La deuxième conférence de paix sur la Syrie peut commencer. Les participants à cette rencontre cruciale sont arrivés à Montreux, en Suisse, avec notamment, on le voit, les membres de la délégation de l’opposition syrienne, et le Secrétaire général des Nations Unies, Ban Ki-Moon.

Ahmad Jarba dirige une délégation qui, au grand dam de la communauté internationale, n’est pas représentative de toutes les différentes factions des anti-Assad.

Pour la première fois, une partie donc de cette opposition va se retrouver dans la même pièce que Walid Mouallem, le chef de la diplomatie syrienne, pour essayer de poser les bases d’une sortie de crise en Syrie.

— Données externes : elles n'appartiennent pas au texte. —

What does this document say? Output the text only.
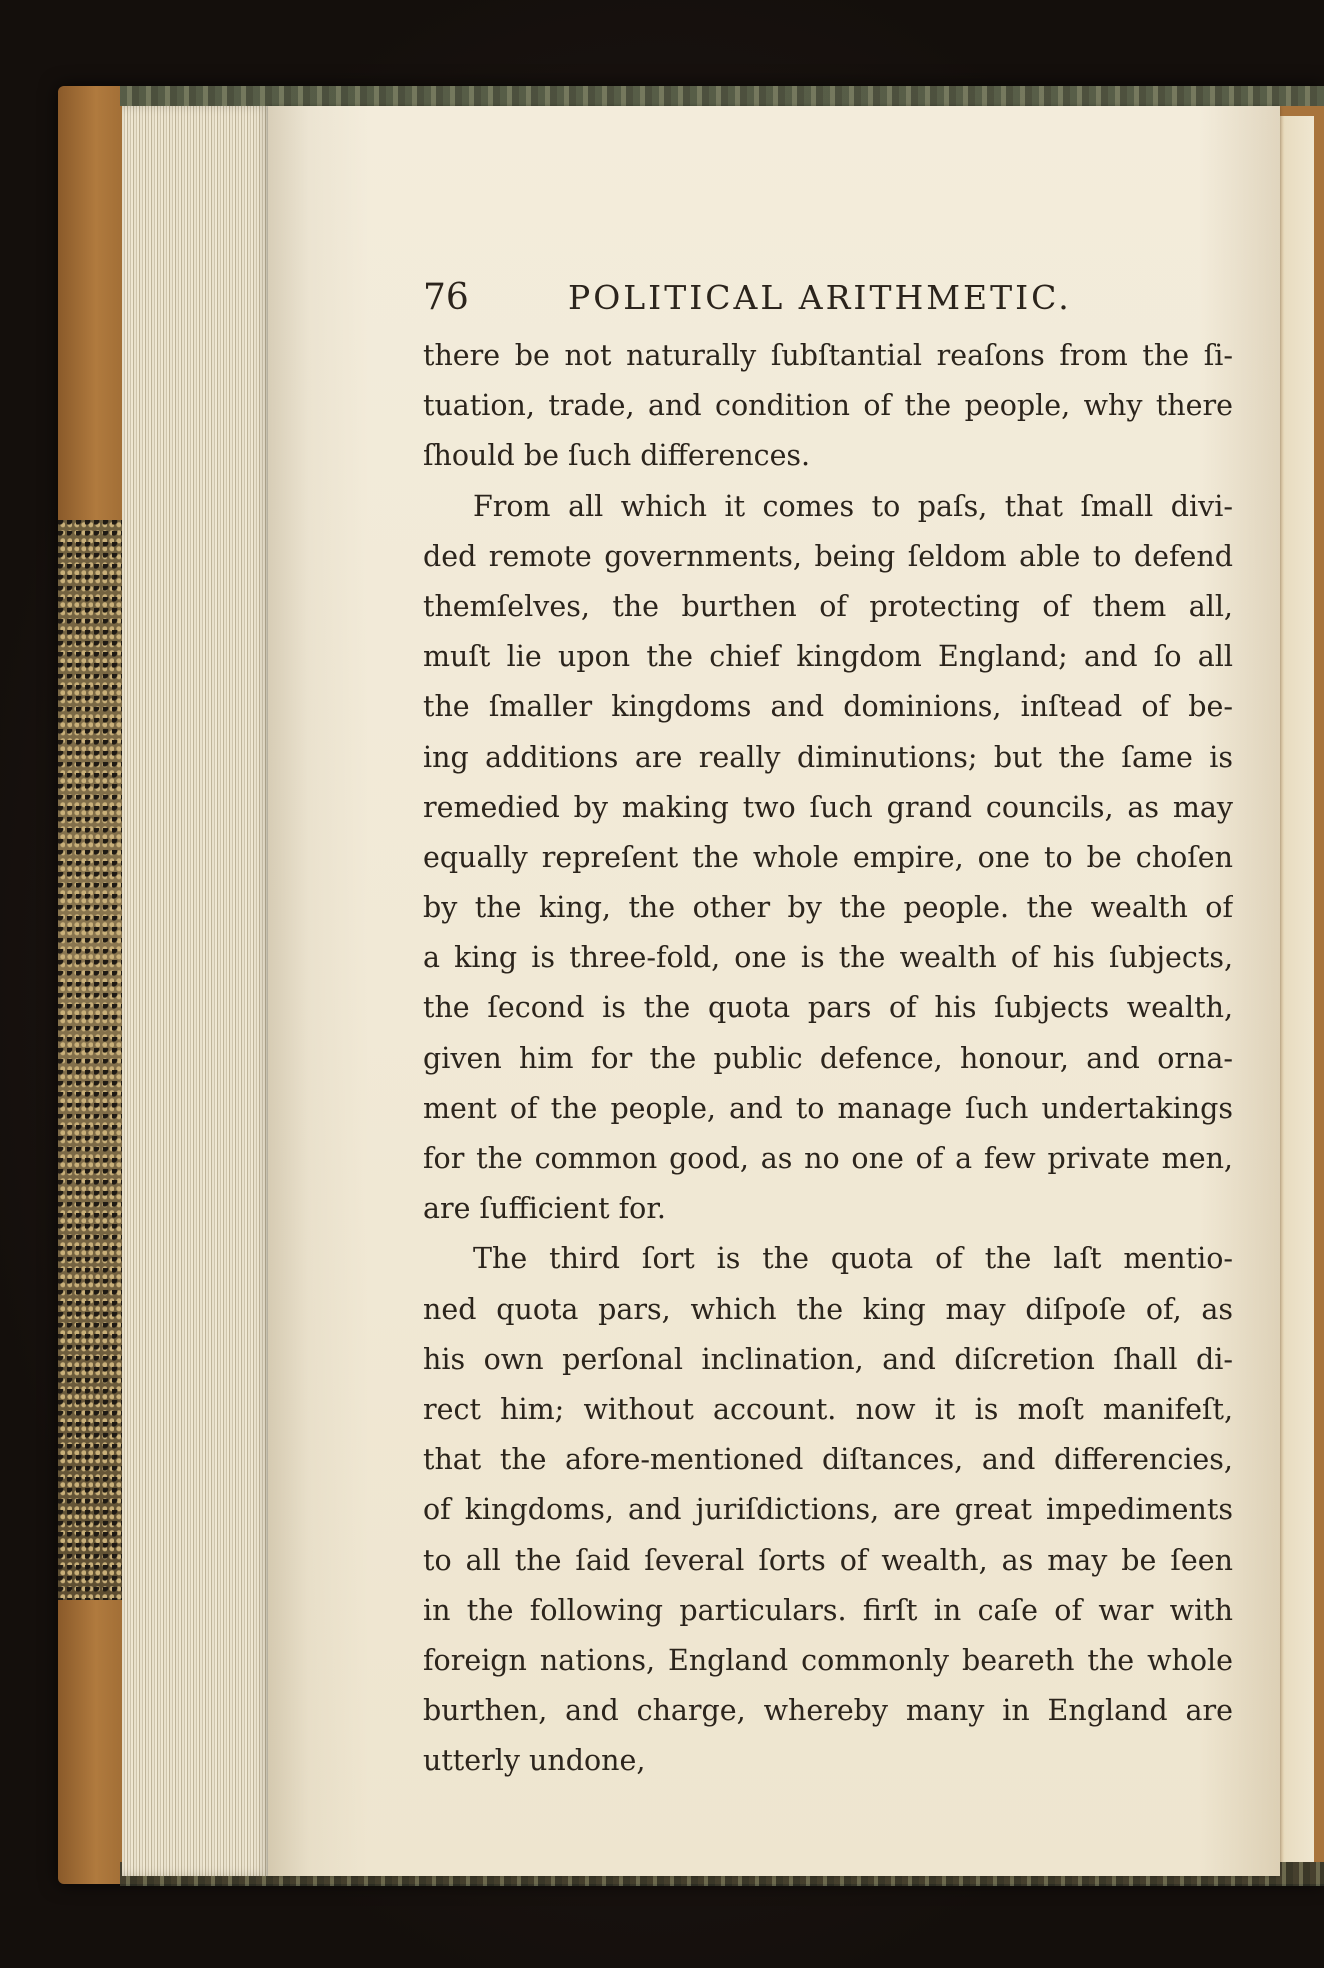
76	POLITICAL ARITHMETIC.
there be not naturally ſubſtantial reaſons from the ſi-
tuation, trade, and condition of the people, why there
ſhould be ſuch differences.
From all which it comes to paſs, that ſmall divi-
ded remote governments, being ſeldom able to defend
themſelves, the burthen of protecting of them all,
muſt lie upon the chief kingdom England; and ſo all
the ſmaller kingdoms and dominions, inſtead of be-
ing additions are really diminutions; but the ſame is
remedied by making two ſuch grand councils, as may
equally repreſent the whole empire, one to be choſen
by the king, the other by the people. the wealth of
a king is three-fold, one is the wealth of his ſubjects,
the ſecond is the quota pars of his ſubjects wealth,
given him for the public defence, honour, and orna-
ment of the people, and to manage ſuch undertakings
for the common good, as no one of a few private men,
are ſufficient for.
The third ſort is the quota of the laſt mentio-
ned quota pars, which the king may diſpoſe of, as
his own perſonal inclination, and diſcretion ſhall di-
rect him; without account. now it is moſt manifeſt,
that the afore-mentioned diſtances, and differencies,
of kingdoms, and juriſdictions, are great impediments
to all the ſaid ſeveral ſorts of wealth, as may be ſeen
in the following particulars. firſt in caſe of war with
foreign nations, England commonly beareth the whole
burthen, and charge, whereby many in England are
utterly undone,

Mais d’ores et déjà, les hauts-responsables syriens ont prévenu qu’il était hors de question pour eux de toucher à Bachar el-Assad comme président syrien.

La même intransigeance est venue ces dernières heures également de l’Iran, ce qui lui a valu de n‘être finalement plus invité à la conférence.

“C’est bien-sûr une erreur, je le répète”, a réagi Sergueï Lavrov, ministre des Affaires Etrangères russe.

Les négociations à proprement parler doivent commencer vendredi à Genève, au siège de l’ONU.